Modelo híbrido: a flexibilidade de um não pode virar a sobrecarga do outro no trabalho

A colunista Stela Campos reflete sobre a adaptação dos profissionais às novas rotinas do trabalho em equipe na mistura do remoto e o presencial

Lidar com uma nova flexibilidade de agenda e horários no pós-pandemia em diferentes gradações, seja com o trabalho híbrido ou puramente remoto, exige um novo grau de maturidade e de organização dos profissionais. Embora uma pesquisa da Deloitte deste ano, com 112 companhias no país, tenha indicado que apenas 46% adotam práticas flexíveis de trabalho, esta é uma questão que já tem reflexos na rotina das equipes.

Uma das ideias por trás da flexibilidade é fazer com que a agenda dos profissionais fique menos rígida – o que não quer dizer que as entregas não continuem seguindo uma programação pré-estabelecida pela empresa, que pode ser pouco flexível. A questão é que as equipes precisam encontrar caminhos para que todos possam em algum momento exercer, de fato, sua flexibilidade sem que isso signifique que a do outro será prejudicada.

Após a pandemia, muito se fala sobre o cuidado que os gestores deveriam ter para não ultrapassar horários e chamar os profissionais fora do expediente. Mas alguns se esquecem que em equipes diversas, compostas por pessoas com diferentes contratos de trabalho ou realidades, esses acertos são distintos. Não é raro o gestor se equivocar e acionar alguém além do horário.

Quando um caso assim acontece, se for isolado e não recorrente, o profissional pode ser tolerante e entender que é hora de pedir uma nova conversa, rever o combinado, dar um refresh e tentar novamente. Afinal, ainda estamos todos aprendendo a atuar nos novos modelos de trabalho. Fala-se tanto em aceitar o erro, mostrar vulnerabilidade e ter empatia. Esta me parece uma receita para todos, independentemente da posição que a pessoa ocupa.

Uma tendência bastante defendida pelos gestores de recursos humanos no pós-pandemia é a personalização da experiência do funcionário: olhar caso a caso e buscar soluções mais customizadas. Por vezes isso acontece sem levar em conta o impacto que essa opção trará à própria gestão, que fica mais complexa.

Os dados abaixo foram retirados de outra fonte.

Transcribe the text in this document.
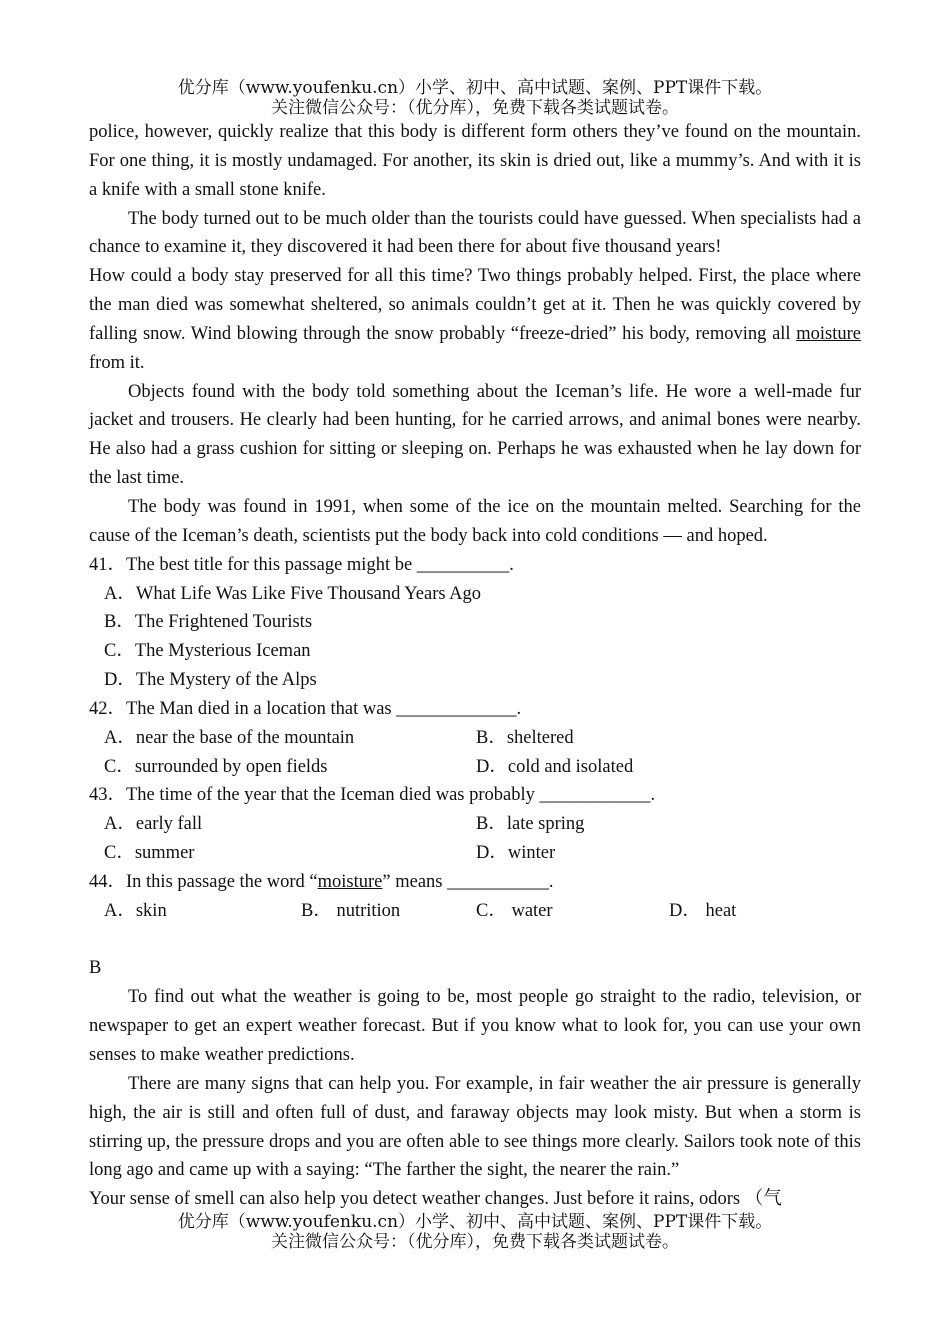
优分库（www.youfenku.cn）小学、初中、高中试题、案例、PPT课件下载。
关注微信公众号：（优分库），免费下载各类试题试卷。

police, however, quickly realize that this body is different form others they’ve found on the mountain. For one thing, it is mostly undamaged. For another, its skin is dried out, like a mummy’s. And with it is a knife with a small stone knife.

The body turned out to be much older than the tourists could have guessed. When specialists had a chance to examine it, they discovered it had been there for about five thousand years!

How could a body stay preserved for all this time? Two things probably helped. First, the place where the man died was somewhat sheltered, so animals couldn’t get at it. Then he was quickly covered by falling snow. Wind blowing through the snow probably “freeze-dried” his body, removing all moisture from it.

Objects found with the body told something about the Iceman’s life. He wore a well-made fur jacket and trousers. He clearly had been hunting, for he carried arrows, and animal bones were nearby. He also had a grass cushion for sitting or sleeping on. Perhaps he was exhausted when he lay down for the last time.

The body was found in 1991, when some of the ice on the mountain melted. Searching for the cause of the Iceman’s death, scientists put the body back into cold conditions — and hoped.

41．The best title for this passage might be __________.
A．What Life Was Like Five Thousand Years Ago
B．The Frightened Tourists
C．The Mysterious Iceman
D．The Mystery of the Alps
42．The Man died in a location that was _____________.
A．near the base of the mountain	B．sheltered
C．surrounded by open fields	D．cold and isolated
43．The time of the year that the Iceman died was probably ____________.
A．early fall	B．late spring
C．summer	D．winter
44．In this passage the word “moisture” means ___________.
A．skin	B． nutrition	C． water	D． heat

B

To find out what the weather is going to be, most people go straight to the radio, television, or newspaper to get an expert weather forecast. But if you know what to look for, you can use your own senses to make weather predictions.

There are many signs that can help you. For example, in fair weather the air pressure is generally high, the air is still and often full of dust, and faraway objects may look misty. But when a storm is stirring up, the pressure drops and you are often able to see things more clearly. Sailors took note of this long ago and came up with a saying: “The farther the sight, the nearer the rain.”

Your sense of smell can also help you detect weather changes. Just before it rains, odors （气

优分库（www.youfenku.cn）小学、初中、高中试题、案例、PPT课件下载。
关注微信公众号：（优分库），免费下载各类试题试卷。
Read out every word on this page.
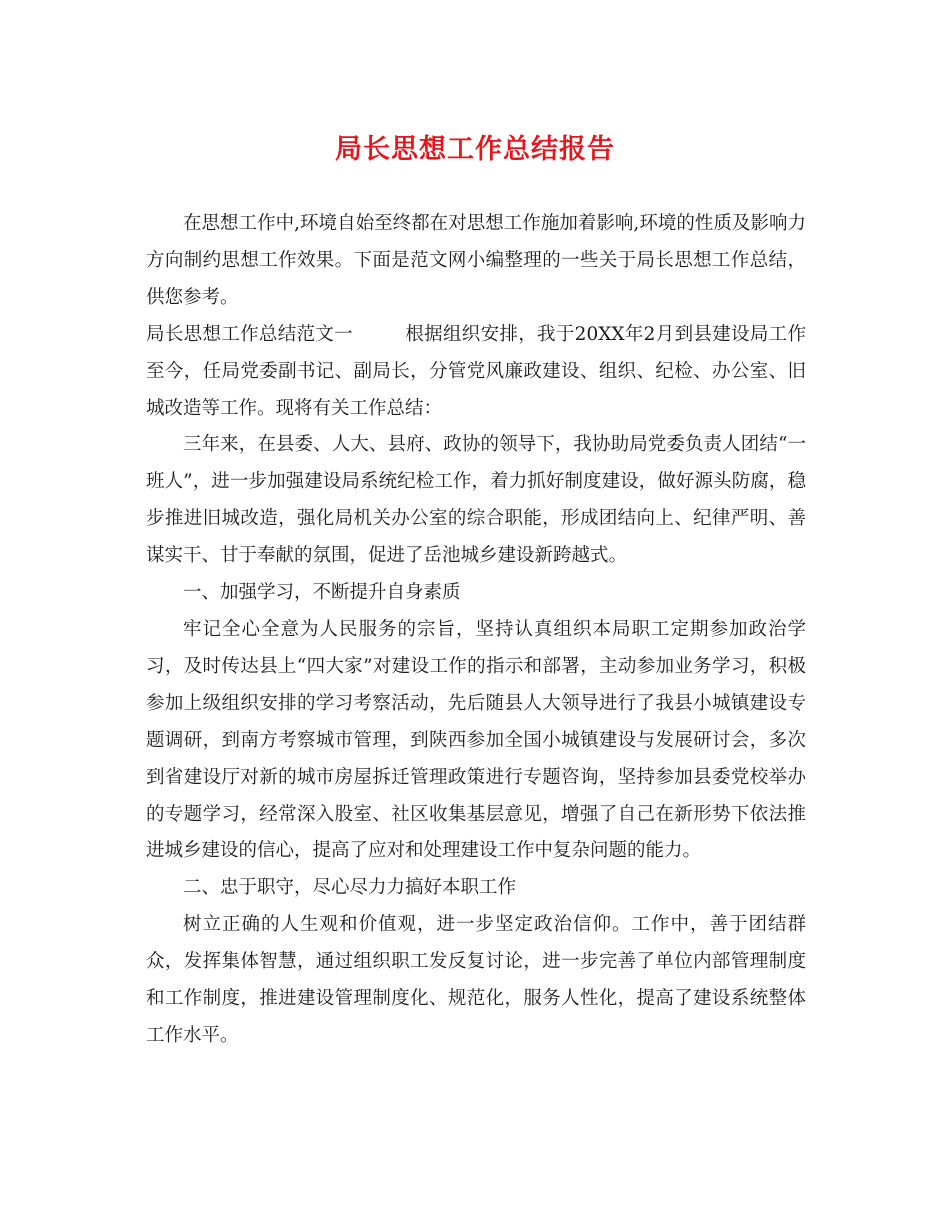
局长思想工作总结报告

在思想工作中,环境自始至终都在对思想工作施加着影响,环境的性质及影响力方向制约思想工作效果。下面是范文网小编整理的一些关于局长思想工作总结，供您参考。

局长思想工作总结范文一	根据组织安排，我于20XX年2月到县建设局工作至今，任局党委副书记、副局长，分管党风廉政建设、组织、纪检、办公室、旧城改造等工作。现将有关工作总结：

三年来，在县委、人大、县府、政协的领导下，我协助局党委负责人团结“一班人”，进一步加强建设局系统纪检工作，着力抓好制度建设，做好源头防腐，稳步推进旧城改造，强化局机关办公室的综合职能，形成团结向上、纪律严明、善谋实干、甘于奉献的氛围，促进了岳池城乡建设新跨越式。

一、加强学习，不断提升自身素质

牢记全心全意为人民服务的宗旨，坚持认真组织本局职工定期参加政治学习，及时传达县上“四大家”对建设工作的指示和部署，主动参加业务学习，积极参加上级组织安排的学习考察活动，先后随县人大领导进行了我县小城镇建设专题调研，到南方考察城市管理，到陕西参加全国小城镇建设与发展研讨会，多次到省建设厅对新的城市房屋拆迁管理政策进行专题咨询，坚持参加县委党校举办的专题学习，经常深入股室、社区收集基层意见，增强了自己在新形势下依法推进城乡建设的信心，提高了应对和处理建设工作中复杂问题的能力。

二、忠于职守，尽心尽力力搞好本职工作

树立正确的人生观和价值观，进一步坚定政治信仰。工作中，善于团结群众，发挥集体智慧，通过组织职工发反复讨论，进一步完善了单位内部管理制度和工作制度，推进建设管理制度化、规范化，服务人性化，提高了建设系统整体工作水平。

Agora que as coisas estão começando a se estabilizar, pelo menos o trânsito ruim voltou ao mesmo patamar de antes em São Paulo, ainda existe uma certa acomodação a ser feita. Até mesmo para quem voltou para o velho escritório, aquele que não foi reformado para receber menos gente e onde nada mudou, parece diferente. Isso porque as pessoas estão se readaptando ao convívio social no trabalho. E isso significa, para quem foi incluído no modelo híbrido, saber manter relações presenciais e a distância, o que requer estratégias, habilidades e comportamentos distintos.

Existem ainda aqueles que ingressaram no modelo remoto, e que continuam trabalhando a distância e nunca pisaram no escritório. O que fazer para integrá-los no híbrido? Cada empresa tem tentado de um jeito: dinâmicas a distância, encontros e cafezinhos virtuais no Zoom até workshops presenciais na floresta. Não há ainda estatística suficiente que mostre a maior eficácia de cada tentativa, porque o sucesso depende da cultura da empresa e perfil de quem está participando.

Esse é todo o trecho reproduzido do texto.